Yeah, see? I always press my own buttons.
In the third dream to be discussed, I was leaving one overseas location to go home. I don’t think I was in the military…at first.
Ah, yes: confused identity. Still fall back on identifying myself in the military as who I am.
There was a gathering first…for someone else, another, who was younger. I supported that, giving gifts. I had a collection of things I wanted to keep together. Some many things were happening in parallel, all became a hasty rush. Going to leave — because it was time — someone gave me a pile of shredded docs and torn papers.
“What’s this?” I asked.
“That stuff you wanted to keep because it was important.”
I was incredulous, of course. “It’s all destroyed.”
“But it’s all there.”
They thought was a joke.
I tried shaking it off. Champagne was there.
“Let’s have champagne to celebrate my friend.” I picked up the bottle and unwrapped the cork, then popped it off. It discharged with tired energy, barely emitting a pop and shooting off about six feet. So dismaying.
Champagne foamed out. I stoppered it with my thumb. “We need glasses.” All started searching for something to pour the champagne in. No drinking glasses could be found. We improvised with paper cups that we made.
Then I was off to leave. You ever see the show, “Burn Notice”? Bruce Campbell plays Sam Axe in it; he sometimes employs a fake identity, Chuck Finley.
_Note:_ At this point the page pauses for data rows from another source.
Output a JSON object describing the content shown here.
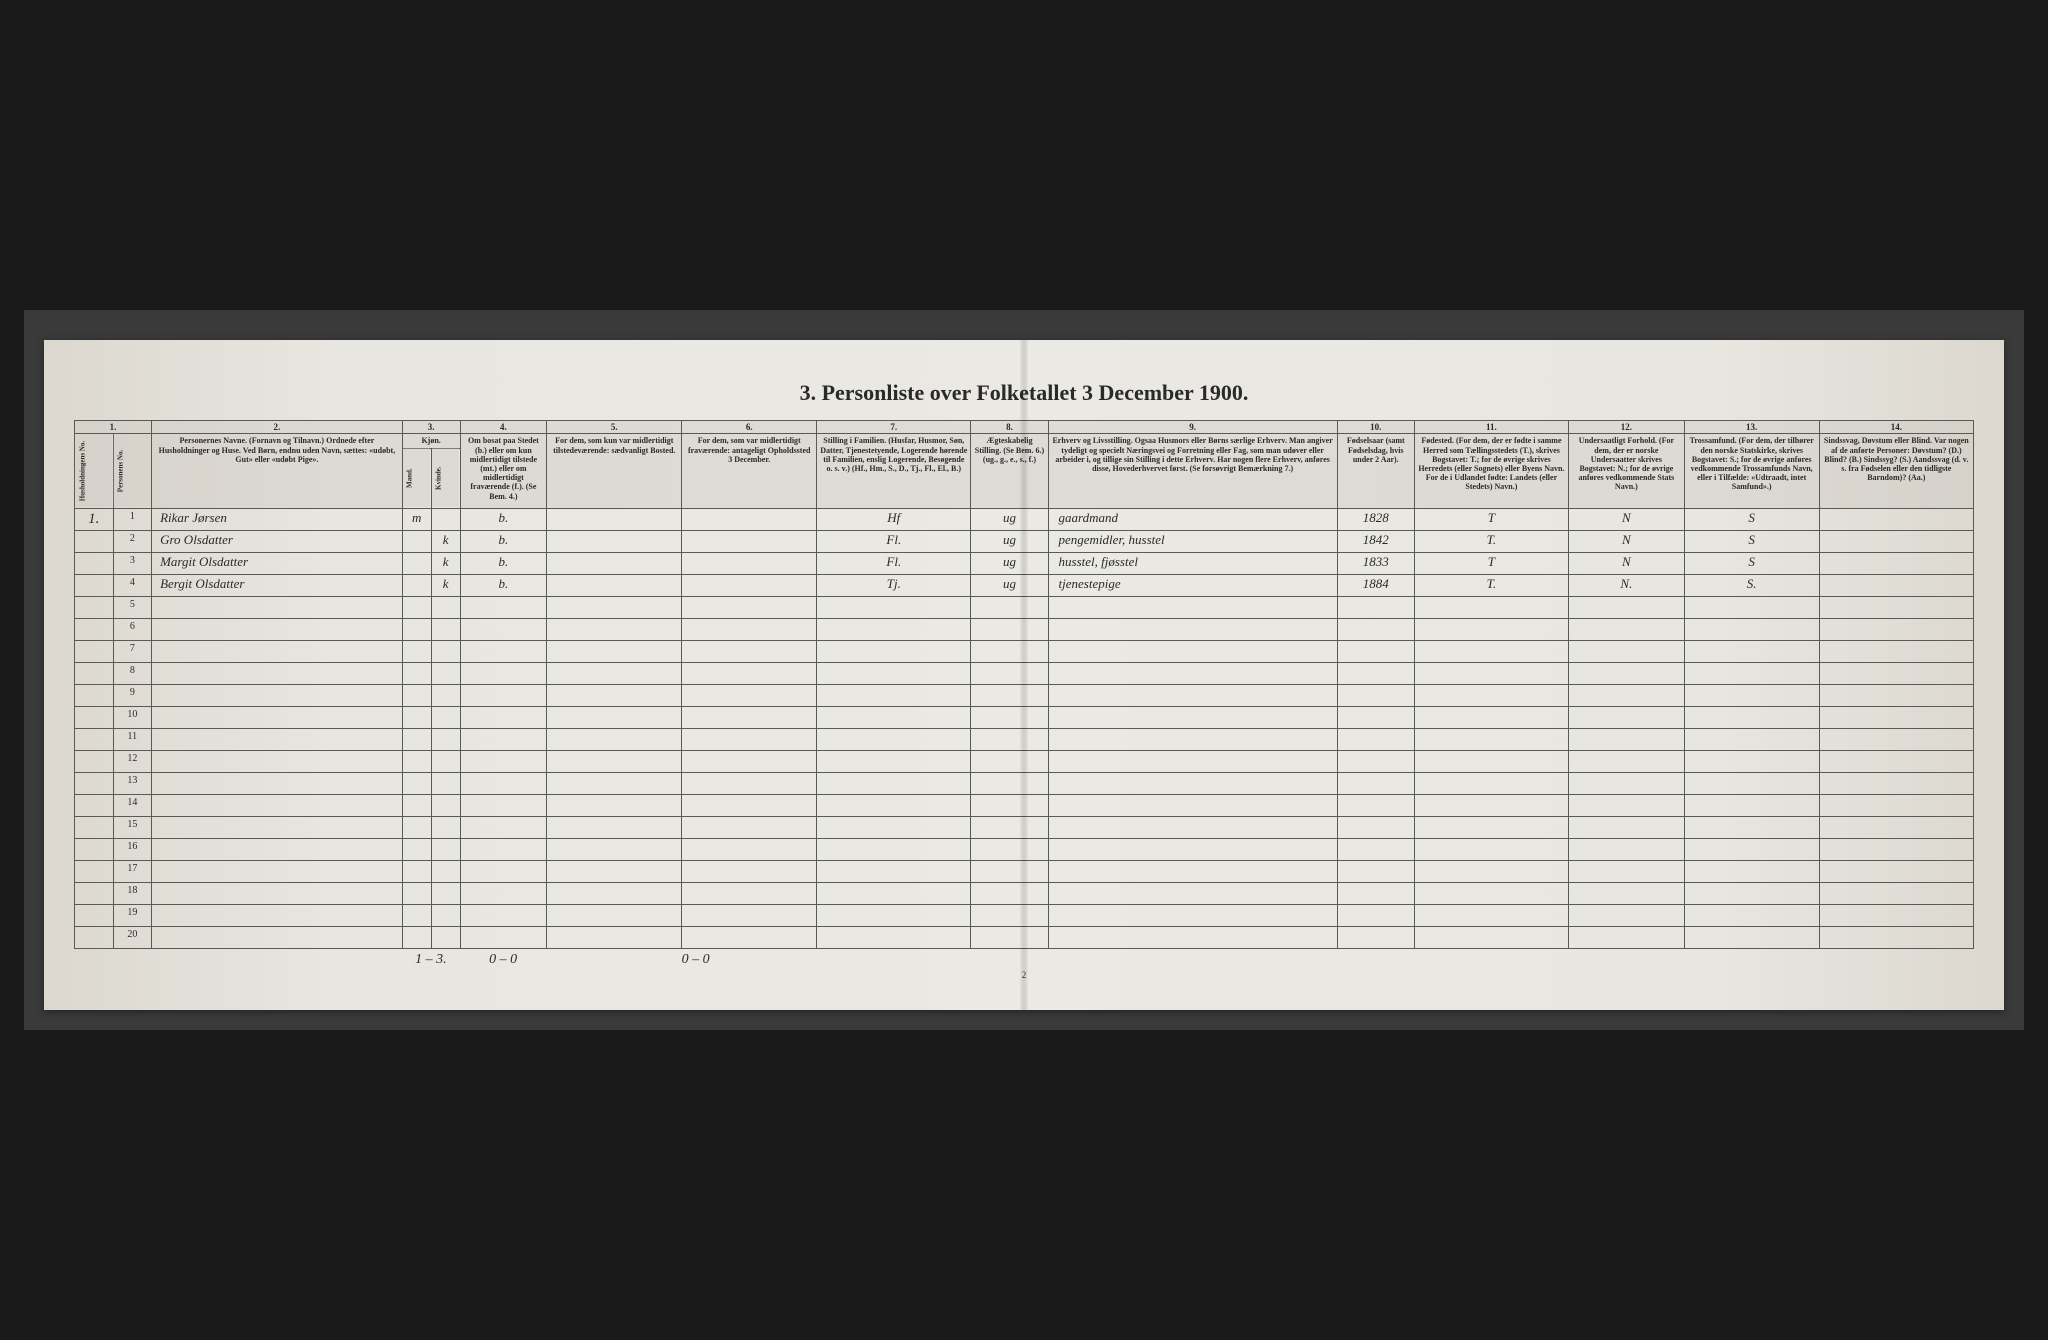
{
  "title": "3. Personliste over Folketallet 3 December 1900.",
  "columns": {
    "c1": "1.",
    "c2": "2.",
    "c3": "3.",
    "c4": "4.",
    "c5": "5.",
    "c6": "6.",
    "c7": "7.",
    "c8": "8.",
    "c9": "9.",
    "c10": "10.",
    "c11": "11.",
    "c12": "12.",
    "c13": "13.",
    "c14": "14."
  },
  "headers": {
    "h1a": "Husholdningens No.",
    "h1b": "Personens No.",
    "h2": "Personernes Navne.\n(Fornavn og Tilnavn.)\nOrdnede efter Husholdninger og Huse.\nVed Børn, endnu uden Navn, sættes: «udøbt, Gut» eller «udøbt Pige».",
    "h3": "Kjøn.",
    "h3a": "Mand.",
    "h3b": "Kvinde.",
    "h4": "Om bosat paa Stedet (b.) eller om kun midlertidigt tilstede (mt.) eller om midlertidigt fraværende (f.). (Se Bem. 4.)",
    "h5": "For dem, som kun var midlertidigt tilstedeværende:\nsædvanligt Bosted.",
    "h6": "For dem, som var midlertidigt fraværende:\nantageligt Opholdssted 3 December.",
    "h7": "Stilling i Familien.\n(Husfar, Husmor, Søn, Datter, Tjenestetyende, Logerende hørende til Familien, enslig Logerende, Besøgende o. s. v.)\n(Hf., Hm., S., D., Tj., Fl., El., B.)",
    "h8": "Ægteskabelig Stilling.\n(Se Bem. 6.)\n(ug., g., e., s., f.)",
    "h9": "Erhverv og Livsstilling.\nOgsaa Husmors eller Børns særlige Erhverv.\nMan angiver tydeligt og specielt Næringsvei og Forretning eller Fag, som man udøver eller arbeider i, og tillige sin Stilling i dette Erhverv.\nHar nogen flere Erhverv, anføres disse, Hovederhvervet først.\n(Se forsøvrigt Bemærkning 7.)",
    "h10": "Fødselsaar\n(samt Fødselsdag, hvis under 2 Aar).",
    "h11": "Fødested.\n(For dem, der er fødte i samme Herred som Tællingsstedets (T.), skrives Bogstavet: T.; for de øvrige skrives Herredets (eller Sognets) eller Byens Navn.\nFor de i Udlandet fødte: Landets (eller Stedets) Navn.)",
    "h12": "Undersaatligt Forhold.\n(For dem, der er norske Undersaatter skrives Bogstavet: N.; for de øvrige anføres vedkommende Stats Navn.)",
    "h13": "Trossamfund.\n(For dem, der tilhører den norske Statskirke, skrives Bogstavet: S.; for de øvrige anføres vedkommende Trossamfunds Navn, eller i Tilfælde: «Udtraadt, intet Samfund».)",
    "h14": "Sindssvag, Døvstum eller Blind.\nVar nogen af de anførte Personer:\nDøvstum? (D.)\nBlind? (B.)\nSindssyg? (S.)\nAandssvag (d. v. s. fra Fødselen eller den tidligste Barndom)? (Aa.)"
  },
  "rows": [
    {
      "hh": "1.",
      "no": "1",
      "name": "Rikar Jørsen",
      "m": "m",
      "k": "",
      "res": "b.",
      "c5": "",
      "c6": "",
      "fam": "Hf",
      "mar": "ug",
      "occ": "gaardmand",
      "year": "1828",
      "birthplace": "T",
      "nat": "N",
      "rel": "S",
      "dis": ""
    },
    {
      "hh": "",
      "no": "2",
      "name": "Gro Olsdatter",
      "m": "",
      "k": "k",
      "res": "b.",
      "c5": "",
      "c6": "",
      "fam": "Fl.",
      "mar": "ug",
      "occ": "pengemidler, husstel",
      "year": "1842",
      "birthplace": "T.",
      "nat": "N",
      "rel": "S",
      "dis": ""
    },
    {
      "hh": "",
      "no": "3",
      "name": "Margit Olsdatter",
      "m": "",
      "k": "k",
      "res": "b.",
      "c5": "",
      "c6": "",
      "fam": "Fl.",
      "mar": "ug",
      "occ": "husstel, fjøsstel",
      "year": "1833",
      "birthplace": "T",
      "nat": "N",
      "rel": "S",
      "dis": ""
    },
    {
      "hh": "",
      "no": "4",
      "name": "Bergit Olsdatter",
      "m": "",
      "k": "k",
      "res": "b.",
      "c5": "",
      "c6": "",
      "fam": "Tj.",
      "mar": "ug",
      "occ": "tjenestepige",
      "year": "1884",
      "birthplace": "T.",
      "nat": "N.",
      "rel": "S.",
      "dis": ""
    }
  ],
  "blank_rows": 16,
  "footer": {
    "tally_mk": "1 – 3.",
    "tally_4": "0 – 0",
    "tally_6": "0 – 0"
  },
  "page_number": "2"
}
Well, here was Bruce as Sam, saying he was Chuck, accompanying me to the checkpoint.
I’m in an Air Force uniform now, last in light. An old guy is checking me through. You put your name onto a clipboard and sign it, then produce your document. He was looking for a form 126. I didn’t have my form 126. I searched and searched. I had it earlier; now it was gone.
“Then you can’t go in,” he said.
Sam Axe to the inspector, “Come on, buddy, can’t you cut him a break?”
The inspector just looked at him.
Sam tried again. “You know who he is?” He indicates me. “You don’t want to piss him off.”
I pulled out my wallet, the one purchased in the Philippines long ago. I still have it, it’s lovely, but I don’t use it. In the dream, it started falling apart in my hands. “My wallet,” I said. “I bought this in the Philippines when I was young.”
The inspector graced me with a sad headshake and walked away. Sam said, “Well, I tried.” He handed me clothes and walked off.
I was in my uniform. I would change now. I removed my Air Force trousers and put on the new trousers. They were about two feet too long and way too large at the waist. They also emitted a weird black dust.
Sighing, I removed them, intending to put my uniform back on. A tour group of women arrived, talking about books, as I was changing. “One woman said, “Sir, you need to leave. You’re in our way.”
Ouch. Dream end.
I half-awoke with dreams drifting through my head. Grey morning light dully lit the room. A cat could be heard puking in the other room.